Segmentering van het vermogen
Onder segmentering van het staatsvermogen wordt verstaan in hoeverre het vermogen van de staat als het ware al een specifieke bestemming heeft gekregen in de vorm van positieve saldi van de fondsen van de rijksbegroting, zoals het Infrastructuurfonds, het Waddenfonds en het Diergezondheidsfonds. Positieve saldi van begrotingsfondsen kunnen beschouwd worden als een soort van geoormerkt staatsvermogen. Bij een negatief staatsvermogen, zoals in 2011 het geval is, geeft segmentering inzicht hoeveel negatief het niet-vastliggende staatsvermogen bedraagt. Ultimo 2011 bedroeg het saldo van de begrotingsfondsen 178 miljoen euro positief. Tabel 3 bevat een overzicht van de opbouw van dit saldo. Gegeven het negatief vermogen ultimo 2011 van 1 miljard euro, bedraagt het niet-vastliggend staatsvermogen 1,2 miljard euro negatief.
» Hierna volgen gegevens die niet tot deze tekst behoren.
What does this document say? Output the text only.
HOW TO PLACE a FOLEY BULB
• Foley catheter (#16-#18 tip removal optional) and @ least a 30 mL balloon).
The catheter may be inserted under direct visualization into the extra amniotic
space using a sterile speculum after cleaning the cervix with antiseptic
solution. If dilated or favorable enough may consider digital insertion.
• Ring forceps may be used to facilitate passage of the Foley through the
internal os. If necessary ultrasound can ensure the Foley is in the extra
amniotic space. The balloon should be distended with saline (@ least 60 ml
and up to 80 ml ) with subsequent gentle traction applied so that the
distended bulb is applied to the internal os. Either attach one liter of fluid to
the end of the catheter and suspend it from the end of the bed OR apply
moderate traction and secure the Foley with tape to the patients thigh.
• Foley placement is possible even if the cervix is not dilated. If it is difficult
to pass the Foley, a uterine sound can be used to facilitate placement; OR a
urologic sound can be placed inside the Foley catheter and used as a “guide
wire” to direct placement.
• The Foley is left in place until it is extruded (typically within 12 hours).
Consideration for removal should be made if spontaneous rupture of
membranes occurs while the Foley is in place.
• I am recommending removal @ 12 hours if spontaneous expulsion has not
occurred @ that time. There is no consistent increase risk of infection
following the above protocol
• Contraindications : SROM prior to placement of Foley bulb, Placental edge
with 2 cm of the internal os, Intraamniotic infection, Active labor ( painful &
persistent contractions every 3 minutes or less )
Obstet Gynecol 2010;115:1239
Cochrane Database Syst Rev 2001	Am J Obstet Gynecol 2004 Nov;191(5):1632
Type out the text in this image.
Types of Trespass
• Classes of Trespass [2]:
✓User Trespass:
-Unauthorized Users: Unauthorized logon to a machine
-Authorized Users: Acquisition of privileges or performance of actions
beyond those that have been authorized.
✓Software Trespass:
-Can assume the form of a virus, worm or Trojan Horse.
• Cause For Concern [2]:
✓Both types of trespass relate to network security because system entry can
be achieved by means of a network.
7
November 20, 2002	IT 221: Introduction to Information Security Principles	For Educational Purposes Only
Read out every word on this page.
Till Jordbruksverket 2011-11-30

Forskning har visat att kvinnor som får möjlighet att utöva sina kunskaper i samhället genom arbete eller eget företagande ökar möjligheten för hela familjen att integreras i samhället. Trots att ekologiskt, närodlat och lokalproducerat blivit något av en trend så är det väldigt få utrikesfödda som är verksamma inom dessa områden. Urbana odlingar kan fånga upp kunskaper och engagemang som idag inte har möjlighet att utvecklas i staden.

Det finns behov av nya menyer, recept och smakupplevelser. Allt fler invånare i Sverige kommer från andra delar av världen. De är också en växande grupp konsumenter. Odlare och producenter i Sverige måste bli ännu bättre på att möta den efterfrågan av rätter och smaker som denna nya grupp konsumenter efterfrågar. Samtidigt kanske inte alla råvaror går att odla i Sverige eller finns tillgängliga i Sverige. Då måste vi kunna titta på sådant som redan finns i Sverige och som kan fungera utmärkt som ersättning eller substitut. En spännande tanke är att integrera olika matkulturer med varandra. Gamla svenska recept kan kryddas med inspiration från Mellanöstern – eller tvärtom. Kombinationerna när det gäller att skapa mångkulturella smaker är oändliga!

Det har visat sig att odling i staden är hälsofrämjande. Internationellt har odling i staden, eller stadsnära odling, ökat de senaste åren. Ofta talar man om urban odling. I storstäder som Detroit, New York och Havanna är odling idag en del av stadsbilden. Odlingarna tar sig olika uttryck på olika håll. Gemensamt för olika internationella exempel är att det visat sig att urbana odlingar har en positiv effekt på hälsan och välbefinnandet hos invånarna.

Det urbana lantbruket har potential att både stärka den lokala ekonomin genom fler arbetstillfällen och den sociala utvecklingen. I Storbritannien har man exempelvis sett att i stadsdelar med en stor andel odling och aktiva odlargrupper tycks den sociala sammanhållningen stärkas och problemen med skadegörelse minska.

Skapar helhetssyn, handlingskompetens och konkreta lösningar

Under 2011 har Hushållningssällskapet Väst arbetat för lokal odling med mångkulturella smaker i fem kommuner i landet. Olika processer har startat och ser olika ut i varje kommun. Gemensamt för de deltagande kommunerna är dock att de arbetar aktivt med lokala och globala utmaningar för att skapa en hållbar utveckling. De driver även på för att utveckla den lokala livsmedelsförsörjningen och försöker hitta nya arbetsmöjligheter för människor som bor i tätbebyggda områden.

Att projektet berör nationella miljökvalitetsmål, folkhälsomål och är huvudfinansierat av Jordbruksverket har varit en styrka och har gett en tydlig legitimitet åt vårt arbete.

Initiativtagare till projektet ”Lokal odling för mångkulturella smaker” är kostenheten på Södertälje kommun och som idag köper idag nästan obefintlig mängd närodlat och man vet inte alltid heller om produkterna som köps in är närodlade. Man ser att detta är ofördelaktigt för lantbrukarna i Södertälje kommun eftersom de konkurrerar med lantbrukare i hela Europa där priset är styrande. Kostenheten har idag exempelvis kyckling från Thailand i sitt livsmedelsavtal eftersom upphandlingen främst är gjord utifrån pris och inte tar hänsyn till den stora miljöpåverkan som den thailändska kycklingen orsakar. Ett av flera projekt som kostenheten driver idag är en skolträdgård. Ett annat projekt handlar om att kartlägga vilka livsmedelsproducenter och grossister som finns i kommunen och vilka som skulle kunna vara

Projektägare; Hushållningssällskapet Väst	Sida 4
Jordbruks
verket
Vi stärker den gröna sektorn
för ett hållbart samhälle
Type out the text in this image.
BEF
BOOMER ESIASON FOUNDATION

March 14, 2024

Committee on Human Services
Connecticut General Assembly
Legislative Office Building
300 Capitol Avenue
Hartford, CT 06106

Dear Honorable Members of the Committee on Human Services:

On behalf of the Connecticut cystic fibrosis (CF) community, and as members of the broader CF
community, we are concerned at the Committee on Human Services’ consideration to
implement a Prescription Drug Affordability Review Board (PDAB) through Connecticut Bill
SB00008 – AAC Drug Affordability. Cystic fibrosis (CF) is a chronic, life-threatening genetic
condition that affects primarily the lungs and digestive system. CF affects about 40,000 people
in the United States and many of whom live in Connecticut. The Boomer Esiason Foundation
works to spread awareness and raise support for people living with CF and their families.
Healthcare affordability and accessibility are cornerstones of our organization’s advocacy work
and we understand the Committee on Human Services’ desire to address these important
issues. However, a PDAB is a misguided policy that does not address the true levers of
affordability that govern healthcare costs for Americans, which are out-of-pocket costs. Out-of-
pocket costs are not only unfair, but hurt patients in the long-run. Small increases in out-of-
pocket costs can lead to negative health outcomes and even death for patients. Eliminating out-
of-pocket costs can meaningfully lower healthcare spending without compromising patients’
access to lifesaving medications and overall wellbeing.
Naam Begrotingsfonds | Saldo |
---|---|
Infrastructuurfonds | 103 |
Fonds Economische Structuurversterking | 0 |
Waddenfonds | 67 |
BTW-Compensatiefonds | 0 |
Gemeentefonds | 0 |
Provinciefonds | 0 |
Diergezondheidsfonds | 8 |
BES-fonds | 0 |
Subtotaal | 178 |
Spaarfonds AOW | 45 511 |
Totaal ultimo 2011 | 45 689 |
De ontvangsten van de begrotingsfondsen met het vermogen nul worden ieder jaar gelijk gesteld aan de uitgaven van deze begrotingsfondsen. Het vastliggen van vermogen in begrotingsfondsen blijkt met een omvang van bijna 0,2 miljard euro beperkt van omvang te zijn. Daarbij is het saldo van het AOW-spaarfonds niet meegeteld, gezien het afwijkende karakter van dit saldo. Het AOW spaarfonds is het enige fonds waar alleen ontvangsten op worden geboekt en waar verder geen uitgavenmutaties in plaatsvinden. Het AOW-spaarfonds is overigens boekhoudkundig op 1 januari 2012 opgeheven.